Helpers
- class helpers.PreProcessing(text)[source]
Bases:
objectClass which is equipped with all sorts of Preprocessing & Cleaning techniques
- lemmatize()[source]
Function to extract root words - Lemmatizing
- Parameters
None –
- Returns
Processed text
- Return type
str
- remove_characters()[source]
Function to remove special characters
- Parameters
None –
- Returns
Processed text
- Return type
str
- remove_letters(size)[source]
Function to remove words from a text with less than n letters
- Parameters
None –
- Returns
Processed text
- Return type
str
- remove_numbers()[source]
Function to remove numbers in a text
- Parameters
None –
- Returns
Processed text
- Return type
str
- remove_punctuation()[source]
Function to remove punctuations from the text
- Parameters
None –
- Returns
Processed text
- Return type
str
- remove_stopwords()[source]
Function to remove stopwords from the text
- Parameters
None –
- Returns
Processed text
- Return type
str
- remove_urls()[source]
Remove URLs from text
- Parameters
None –
- Returns
Text after removing URLS
- Return type
str
- stemming()[source]
Function to extract root words - Stemming
- Parameters
None –
- Returns
Processed text
- Return type
str
- helpers.counter_cosine_similarity(user_id, counterA, counterB)[source]
Calculate the counter cosine similarity for each user_id
- Parameters
user_id (str) – User ID
counterA (List) – Keyword list 1
counterB (List) – Keyword list 2
- Returns
Dictionary of {User ID: Counter_cosine value}
- Return type
Dictionary
- helpers.create_tokens(df, func, column_name, n_cores)[source]

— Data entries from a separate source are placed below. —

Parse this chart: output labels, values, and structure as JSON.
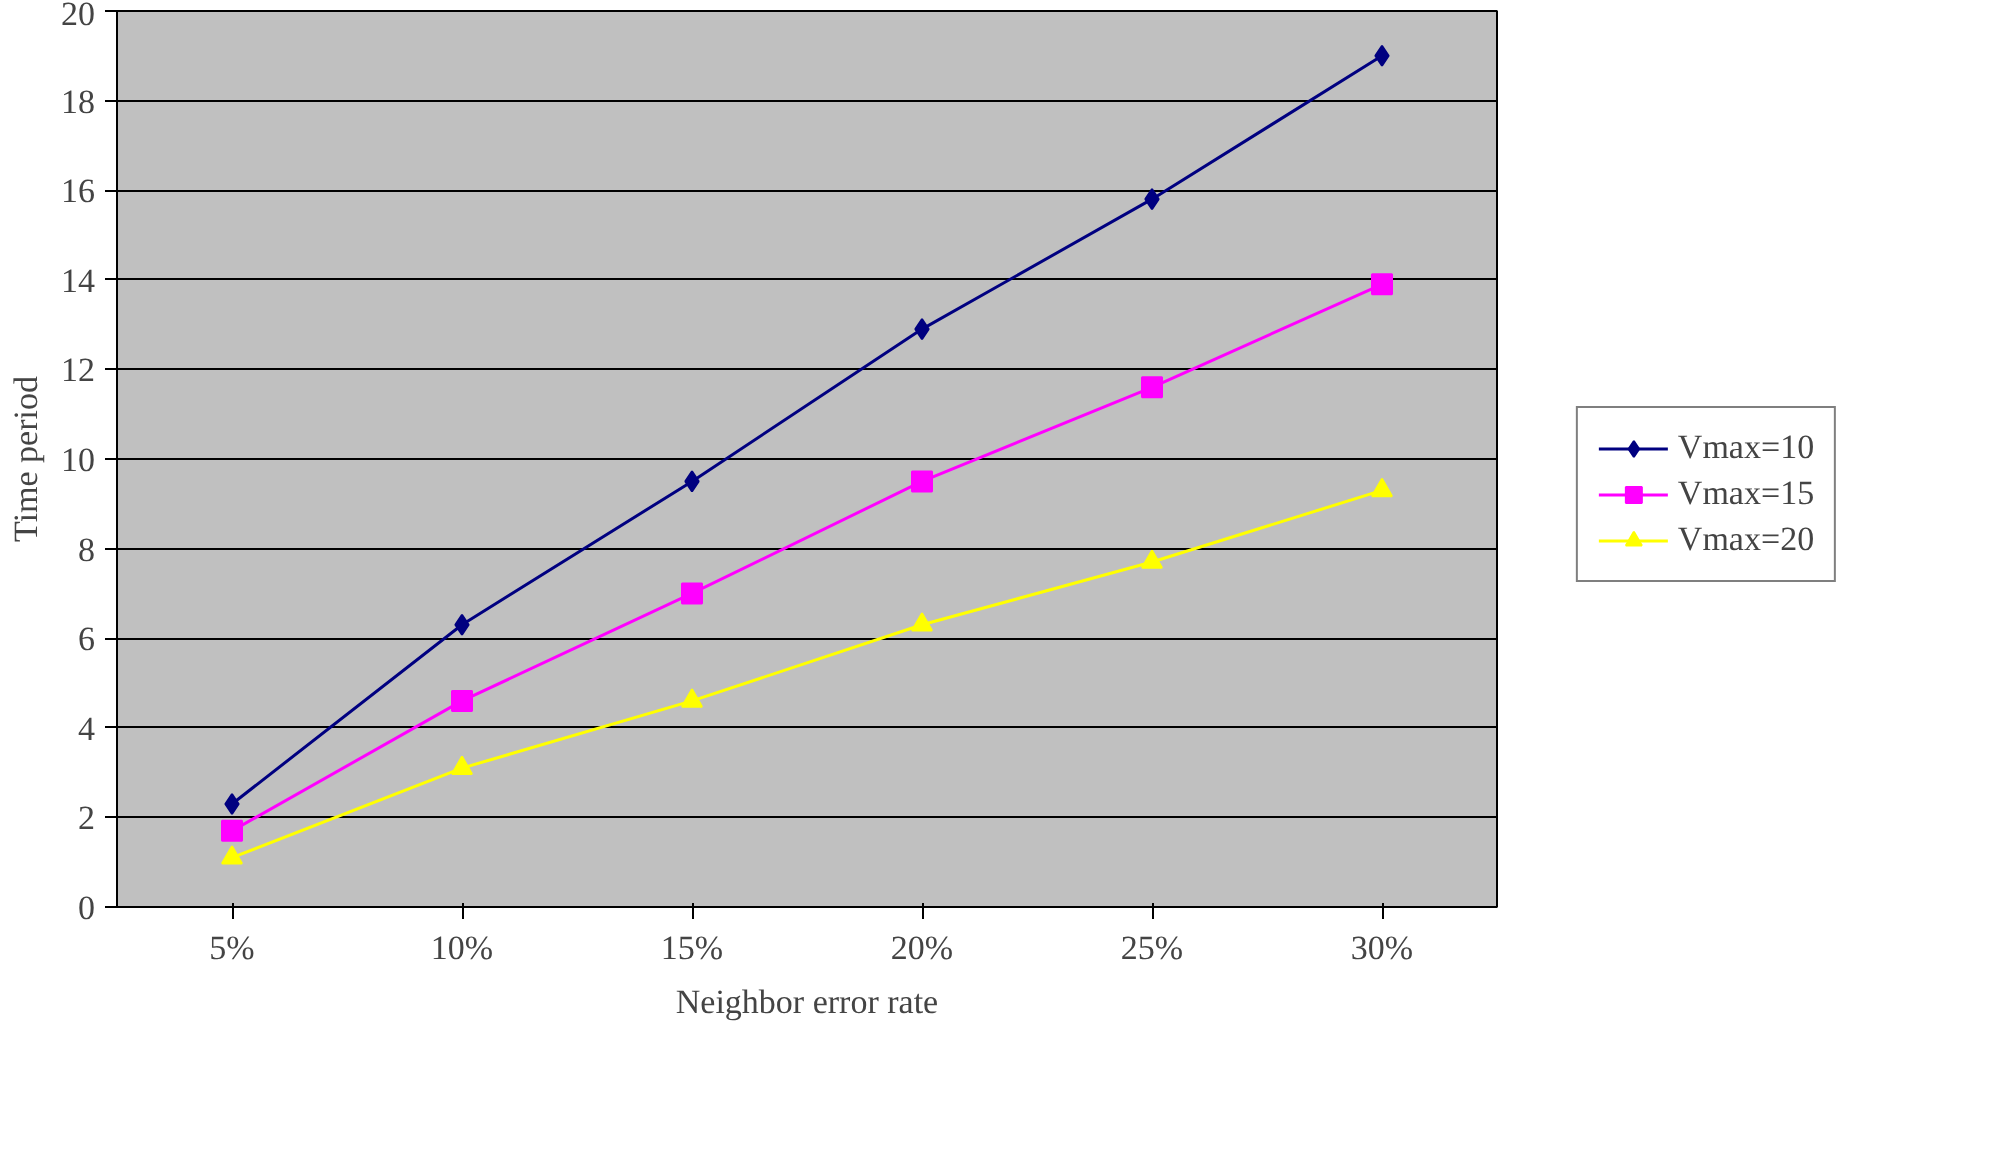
{
  "chart_data": {
    "type": "line",
    "xlabel": "Neighbor error rate",
    "ylabel": "Time period",
    "categories": [
      "5%",
      "10%",
      "15%",
      "20%",
      "25%",
      "30%"
    ],
    "series": [
      {
        "name": "Vmax=10",
        "color": "#000080",
        "marker": "diamond",
        "values": [
          2.3,
          6.3,
          9.5,
          12.9,
          15.8,
          19.0
        ]
      },
      {
        "name": "Vmax=15",
        "color": "#ff00ff",
        "marker": "square",
        "values": [
          1.7,
          4.6,
          7.0,
          9.5,
          11.6,
          13.9
        ]
      },
      {
        "name": "Vmax=20",
        "color": "#ffff00",
        "marker": "triangle",
        "values": [
          1.1,
          3.1,
          4.6,
          6.3,
          7.7,
          9.3
        ]
      }
    ],
    "ylim": [
      0,
      20
    ],
    "yticks": [
      0,
      2,
      4,
      6,
      8,
      10,
      12,
      14,
      16,
      18,
      20
    ],
    "grid": "y",
    "legend": "right"
  }
}
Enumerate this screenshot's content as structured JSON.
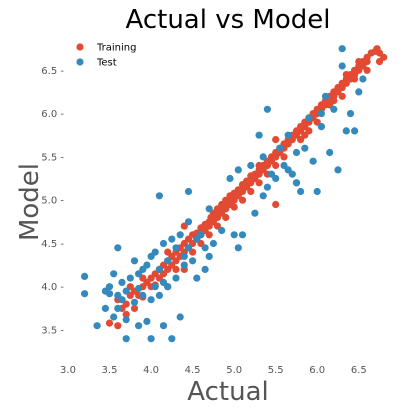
{
  "chart_data": {
    "type": "scatter",
    "title": "Actual vs Model",
    "xlabel": "Actual",
    "ylabel": "Model",
    "xlim": [
      3.0,
      6.9
    ],
    "ylim": [
      3.2,
      6.85
    ],
    "x_ticks": [
      "3.0",
      "3.5",
      "4.0",
      "4.5",
      "5.0",
      "5.5",
      "6.0",
      "6.5"
    ],
    "y_ticks": [
      "3.5 -",
      "4.0 -",
      "4.5 -",
      "5.0 -",
      "5.5 -",
      "6.0 -",
      "6.5 -"
    ],
    "grid": false,
    "legend": {
      "placement": "top-left",
      "entries": [
        "Training",
        "Test"
      ]
    },
    "series": [
      {
        "name": "Training",
        "color": "#E24A33",
        "points": [
          [
            3.5,
            3.58
          ],
          [
            3.6,
            3.55
          ],
          [
            3.6,
            3.85
          ],
          [
            3.65,
            3.75
          ],
          [
            3.7,
            3.8
          ],
          [
            3.7,
            3.68
          ],
          [
            3.75,
            3.9
          ],
          [
            3.8,
            3.95
          ],
          [
            3.8,
            3.75
          ],
          [
            3.85,
            3.9
          ],
          [
            3.9,
            4.0
          ],
          [
            3.9,
            3.88
          ],
          [
            3.95,
            4.05
          ],
          [
            4.0,
            4.0
          ],
          [
            4.0,
            4.1
          ],
          [
            4.05,
            4.02
          ],
          [
            4.05,
            4.15
          ],
          [
            4.1,
            4.1
          ],
          [
            4.1,
            4.2
          ],
          [
            4.15,
            4.15
          ],
          [
            4.15,
            4.25
          ],
          [
            4.2,
            4.2
          ],
          [
            4.2,
            4.3
          ],
          [
            4.25,
            4.25
          ],
          [
            4.25,
            4.35
          ],
          [
            4.3,
            4.3
          ],
          [
            4.3,
            4.4
          ],
          [
            4.35,
            4.35
          ],
          [
            4.35,
            4.45
          ],
          [
            4.4,
            4.4
          ],
          [
            4.4,
            4.5
          ],
          [
            4.45,
            4.45
          ],
          [
            4.45,
            4.55
          ],
          [
            4.5,
            4.5
          ],
          [
            4.5,
            4.6
          ],
          [
            4.55,
            4.55
          ],
          [
            4.55,
            4.62
          ],
          [
            4.6,
            4.6
          ],
          [
            4.6,
            4.68
          ],
          [
            4.65,
            4.65
          ],
          [
            4.65,
            4.72
          ],
          [
            4.7,
            4.7
          ],
          [
            4.7,
            4.75
          ],
          [
            4.72,
            4.8
          ],
          [
            4.75,
            4.75
          ],
          [
            4.75,
            4.85
          ],
          [
            4.78,
            4.82
          ],
          [
            4.8,
            4.8
          ],
          [
            4.8,
            4.9
          ],
          [
            4.82,
            4.86
          ],
          [
            4.85,
            4.85
          ],
          [
            4.85,
            4.95
          ],
          [
            4.88,
            4.9
          ],
          [
            4.9,
            4.9
          ],
          [
            4.9,
            5.0
          ],
          [
            4.92,
            4.95
          ],
          [
            4.95,
            4.95
          ],
          [
            4.95,
            5.05
          ],
          [
            4.98,
            5.0
          ],
          [
            5.0,
            5.0
          ],
          [
            5.0,
            5.08
          ],
          [
            5.02,
            5.05
          ],
          [
            5.05,
            5.05
          ],
          [
            5.05,
            5.12
          ],
          [
            5.08,
            5.1
          ],
          [
            5.1,
            5.1
          ],
          [
            5.1,
            5.18
          ],
          [
            5.12,
            5.15
          ],
          [
            5.15,
            5.15
          ],
          [
            5.15,
            5.22
          ],
          [
            5.18,
            5.2
          ],
          [
            5.2,
            5.2
          ],
          [
            5.2,
            5.28
          ],
          [
            5.25,
            5.25
          ],
          [
            5.25,
            5.3
          ],
          [
            5.3,
            5.3
          ],
          [
            5.3,
            5.35
          ],
          [
            5.35,
            5.35
          ],
          [
            5.35,
            5.4
          ],
          [
            5.4,
            5.4
          ],
          [
            5.4,
            5.45
          ],
          [
            5.45,
            5.45
          ],
          [
            5.45,
            5.5
          ],
          [
            5.5,
            5.5
          ],
          [
            5.5,
            5.55
          ],
          [
            5.55,
            5.55
          ],
          [
            5.55,
            5.6
          ],
          [
            5.6,
            5.6
          ],
          [
            5.6,
            5.65
          ],
          [
            5.65,
            5.65
          ],
          [
            5.65,
            5.7
          ],
          [
            5.7,
            5.7
          ],
          [
            5.7,
            5.75
          ],
          [
            5.75,
            5.75
          ],
          [
            5.75,
            5.8
          ],
          [
            5.8,
            5.8
          ],
          [
            5.8,
            5.85
          ],
          [
            5.85,
            5.85
          ],
          [
            5.85,
            5.9
          ],
          [
            5.9,
            5.9
          ],
          [
            5.9,
            5.95
          ],
          [
            5.95,
            5.95
          ],
          [
            5.95,
            6.0
          ],
          [
            6.0,
            6.0
          ],
          [
            6.0,
            6.05
          ],
          [
            6.05,
            6.05
          ],
          [
            6.05,
            6.1
          ],
          [
            6.1,
            6.1
          ],
          [
            6.1,
            6.15
          ],
          [
            6.15,
            6.15
          ],
          [
            6.15,
            6.2
          ],
          [
            6.2,
            6.2
          ],
          [
            6.2,
            6.25
          ],
          [
            6.25,
            6.25
          ],
          [
            6.25,
            6.3
          ],
          [
            6.3,
            6.3
          ],
          [
            6.3,
            6.35
          ],
          [
            6.35,
            6.35
          ],
          [
            6.35,
            6.4
          ],
          [
            6.4,
            6.4
          ],
          [
            6.4,
            6.45
          ],
          [
            6.45,
            6.45
          ],
          [
            6.45,
            6.5
          ],
          [
            6.5,
            6.5
          ],
          [
            6.5,
            6.55
          ],
          [
            6.55,
            6.55
          ],
          [
            6.55,
            6.6
          ],
          [
            6.6,
            6.6
          ],
          [
            6.6,
            6.65
          ],
          [
            6.65,
            6.7
          ],
          [
            6.7,
            6.72
          ],
          [
            6.72,
            6.75
          ],
          [
            6.75,
            6.7
          ],
          [
            6.8,
            6.65
          ],
          [
            6.75,
            6.6
          ],
          [
            6.6,
            6.5
          ],
          [
            6.2,
            6.15
          ],
          [
            6.3,
            6.2
          ],
          [
            5.9,
            5.8
          ],
          [
            5.85,
            5.75
          ],
          [
            5.5,
            5.4
          ],
          [
            5.3,
            5.2
          ],
          [
            5.2,
            5.1
          ],
          [
            4.9,
            4.8
          ],
          [
            4.7,
            4.6
          ],
          [
            4.5,
            4.4
          ],
          [
            4.3,
            4.2
          ],
          [
            4.2,
            4.4
          ],
          [
            4.4,
            4.2
          ],
          [
            4.6,
            4.5
          ],
          [
            5.0,
            4.92
          ],
          [
            5.1,
            5.0
          ],
          [
            5.3,
            5.4
          ],
          [
            5.6,
            5.5
          ],
          [
            5.8,
            5.7
          ],
          [
            6.0,
            5.9
          ],
          [
            6.15,
            6.1
          ],
          [
            6.35,
            6.45
          ],
          [
            6.45,
            6.4
          ],
          [
            6.5,
            6.6
          ],
          [
            5.5,
            5.7
          ],
          [
            5.4,
            5.3
          ],
          [
            4.8,
            4.7
          ],
          [
            5.5,
            4.95
          ],
          [
            4.4,
            4.7
          ],
          [
            4.2,
            4.0
          ],
          [
            3.9,
            4.1
          ],
          [
            3.75,
            4.0
          ],
          [
            5.75,
            5.2
          ],
          [
            6.05,
            5.85
          ]
        ]
      },
      {
        "name": "Test",
        "color": "#348ABD",
        "points": [
          [
            3.2,
            4.12
          ],
          [
            3.2,
            3.92
          ],
          [
            3.35,
            3.55
          ],
          [
            3.45,
            3.75
          ],
          [
            3.45,
            3.95
          ],
          [
            3.5,
            3.92
          ],
          [
            3.5,
            4.0
          ],
          [
            3.55,
            3.65
          ],
          [
            3.55,
            4.15
          ],
          [
            3.6,
            3.9
          ],
          [
            3.6,
            3.75
          ],
          [
            3.6,
            4.45
          ],
          [
            3.65,
            4.05
          ],
          [
            3.65,
            3.85
          ],
          [
            3.7,
            3.95
          ],
          [
            3.7,
            3.62
          ],
          [
            3.7,
            3.4
          ],
          [
            3.75,
            4.1
          ],
          [
            3.8,
            3.82
          ],
          [
            3.8,
            4.3
          ],
          [
            3.85,
            3.98
          ],
          [
            3.85,
            3.55
          ],
          [
            3.9,
            4.2
          ],
          [
            3.9,
            3.9
          ],
          [
            3.95,
            4.25
          ],
          [
            3.95,
            3.6
          ],
          [
            4.0,
            4.35
          ],
          [
            4.0,
            3.85
          ],
          [
            4.0,
            3.4
          ],
          [
            4.05,
            4.0
          ],
          [
            4.05,
            4.4
          ],
          [
            4.1,
            5.05
          ],
          [
            4.1,
            3.9
          ],
          [
            4.1,
            4.2
          ],
          [
            4.15,
            3.55
          ],
          [
            4.15,
            4.5
          ],
          [
            4.2,
            4.0
          ],
          [
            4.2,
            4.3
          ],
          [
            4.25,
            3.4
          ],
          [
            4.25,
            4.55
          ],
          [
            4.3,
            4.1
          ],
          [
            4.3,
            4.45
          ],
          [
            4.35,
            3.65
          ],
          [
            4.35,
            4.6
          ],
          [
            4.4,
            4.35
          ],
          [
            4.4,
            4.25
          ],
          [
            4.45,
            4.45
          ],
          [
            4.45,
            5.1
          ],
          [
            4.45,
            4.75
          ],
          [
            4.5,
            4.3
          ],
          [
            4.55,
            4.55
          ],
          [
            4.6,
            4.6
          ],
          [
            4.65,
            4.45
          ],
          [
            4.7,
            4.9
          ],
          [
            4.75,
            4.5
          ],
          [
            4.85,
            4.65
          ],
          [
            5.0,
            4.6
          ],
          [
            5.05,
            4.45
          ],
          [
            5.1,
            4.6
          ],
          [
            5.25,
            4.85
          ],
          [
            5.35,
            5.05
          ],
          [
            5.4,
            5.15
          ],
          [
            5.45,
            5.3
          ],
          [
            5.5,
            5.25
          ],
          [
            5.55,
            5.6
          ],
          [
            5.6,
            5.4
          ],
          [
            5.65,
            5.35
          ],
          [
            5.65,
            5.75
          ],
          [
            5.7,
            5.3
          ],
          [
            5.75,
            5.55
          ],
          [
            5.8,
            5.1
          ],
          [
            5.85,
            5.6
          ],
          [
            5.9,
            5.95
          ],
          [
            5.95,
            5.45
          ],
          [
            6.0,
            5.1
          ],
          [
            6.05,
            5.85
          ],
          [
            6.1,
            6.2
          ],
          [
            6.15,
            5.55
          ],
          [
            6.2,
            6.05
          ],
          [
            6.25,
            5.35
          ],
          [
            6.3,
            6.55
          ],
          [
            6.35,
            5.8
          ],
          [
            6.4,
            6.0
          ],
          [
            6.45,
            5.8
          ],
          [
            6.5,
            6.25
          ],
          [
            6.55,
            6.4
          ],
          [
            5.4,
            6.05
          ],
          [
            5.3,
            5.75
          ],
          [
            5.35,
            5.5
          ],
          [
            5.2,
            5.4
          ],
          [
            5.05,
            5.35
          ],
          [
            4.95,
            5.25
          ],
          [
            5.75,
            5.2
          ],
          [
            6.05,
            6.0
          ],
          [
            6.3,
            6.75
          ],
          [
            4.55,
            4.1
          ],
          [
            4.7,
            4.35
          ],
          [
            4.65,
            4.2
          ],
          [
            4.15,
            4.05
          ],
          [
            3.85,
            4.15
          ]
        ]
      }
    ]
  }
}
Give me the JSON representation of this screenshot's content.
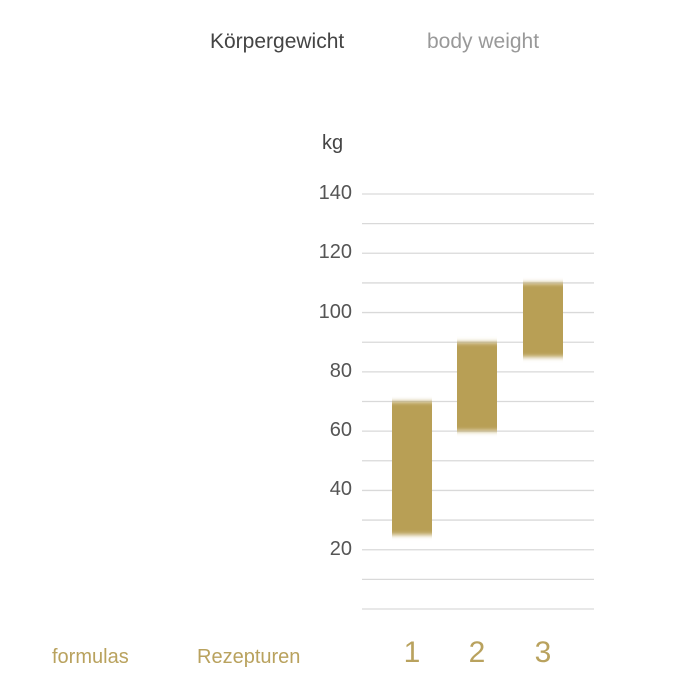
{
  "header": {
    "title_de": "Körpergewicht",
    "title_en": "body weight"
  },
  "legend": {
    "formulas": "formulas",
    "rezepturen": "Rezepturen"
  },
  "colors": {
    "bar": "#b89f55",
    "accent_text": "#b9a25e",
    "grid": "#d9d9d9"
  },
  "chart_data": {
    "type": "bar",
    "subtype": "floating-range",
    "ylabel": "kg",
    "ylim": [
      0,
      140
    ],
    "yticks": [
      20,
      40,
      60,
      80,
      100,
      120,
      140
    ],
    "gridline_step": 10,
    "grid": true,
    "categories": [
      "1",
      "2",
      "3"
    ],
    "ranges": [
      [
        25,
        70
      ],
      [
        60,
        90
      ],
      [
        85,
        110
      ]
    ]
  }
}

Function to create tokens for a given column name
- Parameters
df (Pandas.DataFrame) – DataFrame
func – Function to be applied
column_name (str) – The name of the column
n_cores (int) – No of CPU cores to be used
- Returns
List containing the results of the function applied on each element of the column
- Return type
List
- helpers.extract_json(base_url, end_url, page)[source]
Extract data from webpage by appending Base_url+page+End_url
- Parameters
base_url (str) – Base URL
end_url (str) – End URL
page (str) – The page number
- Returns
Response from the webpage
- Return type
Dict
- helpers.get_datetime(date_str, year=True)[source]
Converts string Datetime to Datetime Object
- Parameters
date_str (str) – Datetime in String
year (bool) – If True, extracts returns the year
- Returns
Datetime object
- Return type
Datetime
- helpers.get_formatted_date(data, format_='%m%d%Y')[source]
Function to format date in a required format
- Parameters
data (List) – List of dates as string
format (str) – Format in which date should be returned
- Returns
Formatted date
- Return type
Datetime
- helpers.get_keys(text, ngram=1, ntop=10, generator='Spacy')[source]
Function to extract keywords from a text using a chosen generator
- Parameters
text (str) – The text from which keywords are to be extracted
ngram (int) – No of words used for Ngram
ntop (int) – The no of top keywords to be extracted
generator (str) – The algorithm to be used for keyword extraction
- Returns
List of Keywords
- Return type
List
- helpers.get_request(url, headers, data='')[source]
Retrieves a webpage with the desired header and payload data and returns the text data
- Parameters
url (str) – URL from which data needs to be extracted
headers (List) – headers for the url
data (Dict) – Payload data
- Returns
Response from the webpage in text
- Return type
Str
- helpers.merge_databases(dset1, dset2, on, how='inner')[source]
Function to merge two_datasets with key as ‘on’
- Parameters
dset1 (Pandas.DataFrame) – Dataset 1
dset2 (Pandas.DataFrame) – Dataset 2
on (str) – Column on which datasets are to be merged
how (str) – Type of join
- Returns
Merged datafram
- Return type
Pandas.DataFrame
- helpers.parallelize(n_cores, func, arg1)[source]
Function to Parallelize the task on multiple CPU thread
- Parameters
n_cores (int) – No of cores of CPU to be used
func (Function()) – The function which needs to be parallelized
arg1 (str) – List[list of elements, len(list of elements)]
- Returns
List containing the results of the function applied on each element in arg1[0]
- Return type
List